写真のように正面の景色も印象的だが、水平線に沿ってドライブする景色は格別だった。気が向いたら、少し逸れて駐車し、波打ち際で遊んでもいい。夕日の時間帯なら、とても綺麗に見えるのではないだろうか。有料道路ではなく、一般道として開放されていることもあり、夏の海水浴シーズンは波打ち際にたくさんの車が停まっている。
僕の父の故郷が金沢で、僕が幼い頃は、毎年のように金沢に帰省した時期があった。しかし、輪島方面に足を伸ばすことは全くなかった。ようやく輪島方面への観光として車を走らせることができたのは、僕が大学生や社会人になってからだったと思う。
輪島の風景で有名なものは、海に向かって広がる棚田かも知れない。数年前は、冬の休耕期には畦道にライトを置いて、幻想的なライトアップをしていた。限られた土地で、稲作をしなければ生きられないという執念が、いまや観光名所として維持されているというのは、ちょっと複雑な気持ちがしたものだ。
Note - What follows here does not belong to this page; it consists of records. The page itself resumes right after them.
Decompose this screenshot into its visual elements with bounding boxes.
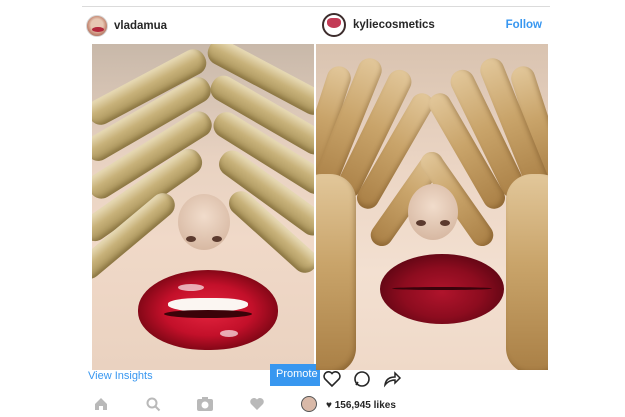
home-icon[interactable] — [92, 395, 110, 413]
post-photo[interactable] — [316, 44, 548, 370]
top-divider — [82, 6, 550, 7]
glossy-lips — [138, 270, 278, 350]
camera-icon[interactable] — [196, 395, 214, 413]
username[interactable]: kyliecosmetics — [353, 19, 435, 31]
lips-avatar-icon — [92, 27, 104, 32]
avatar[interactable] — [86, 15, 108, 37]
heart-small-icon: ♥ — [326, 400, 335, 411]
post-actions — [320, 369, 440, 391]
heart-outline-icon[interactable] — [322, 369, 344, 391]
lip-drip-logo-icon — [327, 18, 341, 28]
username[interactable]: vladamua — [114, 20, 167, 32]
heart-icon[interactable] — [248, 395, 266, 413]
left-post: vladamua View Insights Promote — [80, 8, 320, 417]
matte-lips — [380, 254, 504, 324]
likes-count[interactable]: ♥ 156,945 likes — [326, 400, 396, 411]
share-icon[interactable] — [382, 369, 404, 391]
promote-button[interactable]: Promote — [270, 364, 320, 386]
bottom-nav — [80, 391, 320, 417]
left-post-header: vladamua — [80, 8, 316, 44]
avatar[interactable] — [322, 13, 346, 37]
comment-icon[interactable] — [352, 369, 374, 391]
post-photo[interactable] — [92, 44, 314, 370]
view-insights-link[interactable]: View Insights — [88, 370, 153, 382]
search-icon[interactable] — [144, 395, 162, 413]
follow-button[interactable]: Follow — [506, 19, 542, 31]
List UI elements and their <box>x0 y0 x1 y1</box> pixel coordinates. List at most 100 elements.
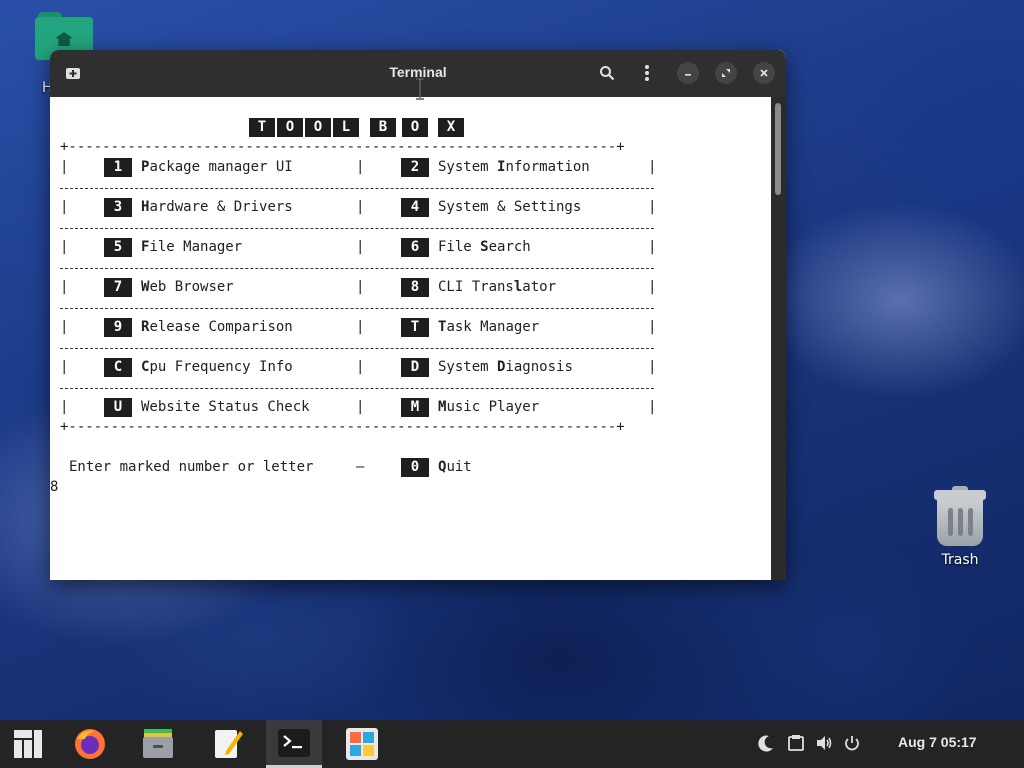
clock[interactable]: Aug 7 05:17 <box>898 734 977 750</box>
table-border-top: +---------------------------------------… <box>60 139 625 155</box>
file-cabinet-icon <box>143 729 173 758</box>
terminal-taskbar-button[interactable] <box>266 720 322 768</box>
menu-key-badge: 6 <box>401 238 429 257</box>
prompt-dash: – <box>356 459 365 475</box>
software-center-button[interactable] <box>334 720 390 768</box>
quit-key-badge: 0 <box>401 458 429 477</box>
terminal-window: Terminal TOOLBOX +----------------------… <box>50 50 786 580</box>
menu-item-label: CLI Translator <box>438 279 557 295</box>
toolbox-letter-badge: O <box>305 118 331 137</box>
toolbox-letter-badge: L <box>333 118 359 137</box>
table-divider: | <box>60 239 69 255</box>
toolbox-letter-badge: O <box>277 118 303 137</box>
table-divider: | <box>60 279 69 295</box>
search-icon <box>600 66 615 81</box>
menu-key-badge: 7 <box>104 278 132 297</box>
trash-label: Trash <box>941 552 979 568</box>
text-editor-icon <box>215 730 243 758</box>
menu-key-badge: 3 <box>104 198 132 217</box>
menu-item-label: System Information <box>438 159 590 175</box>
firefox-button[interactable] <box>62 720 118 768</box>
menu-item-label: System & Settings <box>438 199 582 215</box>
firefox-icon <box>75 729 105 759</box>
clipboard-icon[interactable] <box>787 734 805 752</box>
table-divider: | <box>356 399 365 415</box>
text-editor-button[interactable] <box>200 720 256 768</box>
minimize-button[interactable] <box>677 62 699 84</box>
terminal-scrollbar[interactable] <box>771 97 786 580</box>
menu-key-badge: M <box>401 398 429 417</box>
row-separator <box>60 228 654 229</box>
maximize-button[interactable] <box>715 62 737 84</box>
maximize-icon <box>722 69 730 77</box>
kebab-menu-icon <box>645 65 649 81</box>
search-button[interactable] <box>596 62 618 84</box>
table-divider: | <box>356 359 365 375</box>
table-border-bottom: +---------------------------------------… <box>60 419 625 435</box>
menu-item-label: System Diagnosis <box>438 359 573 375</box>
close-icon <box>760 69 768 77</box>
menu-item-label: Package manager UI <box>141 159 293 175</box>
trash-desktop-icon[interactable]: Trash <box>924 484 996 568</box>
table-divider: | <box>60 199 69 215</box>
night-mode-icon[interactable] <box>758 734 774 752</box>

なぎさドライブウェイは、現在通行止めになっている。棚田も、どんな景色になってしまっているだろうか。能登島にある水族館は、どうなっているだろうか。観光地ばかりが思い浮かぶが、そこに暮らしがあることも、旅先で見かける風景になっている。連日の痛々しい風景の報道は、遥か遠い場所のように見えてしまう。
僕たち夫婦は、結婚当初に石川県で作られた塗りのお椀を使ってご飯を食べていた。輪島塗りではなく、山中塗だったと思うけれど、軽くて、手にした時にほっとするような感触があった。味噌汁用のお椀も買いたいと思っていたが、実現していない。
先月の初めに、子と行った防災施設で震度7の揺れを体感したが、あれが連日のように続いているのだとすると、本当に辛い。3.11の時は、連日のように緊急地震速報が鳴ったし、関東に暮らしていた僕でも、少しの揺れでも目が覚めてしまう夜を過ごしていた。
旅先で見る風景は一瞬のことかも知れないが、それがずっと続いているとは限らない。何百年もあったものが、あっという間に消えてしまう悲しみは、そこに暮らす人たちにしか分からないかも知れない。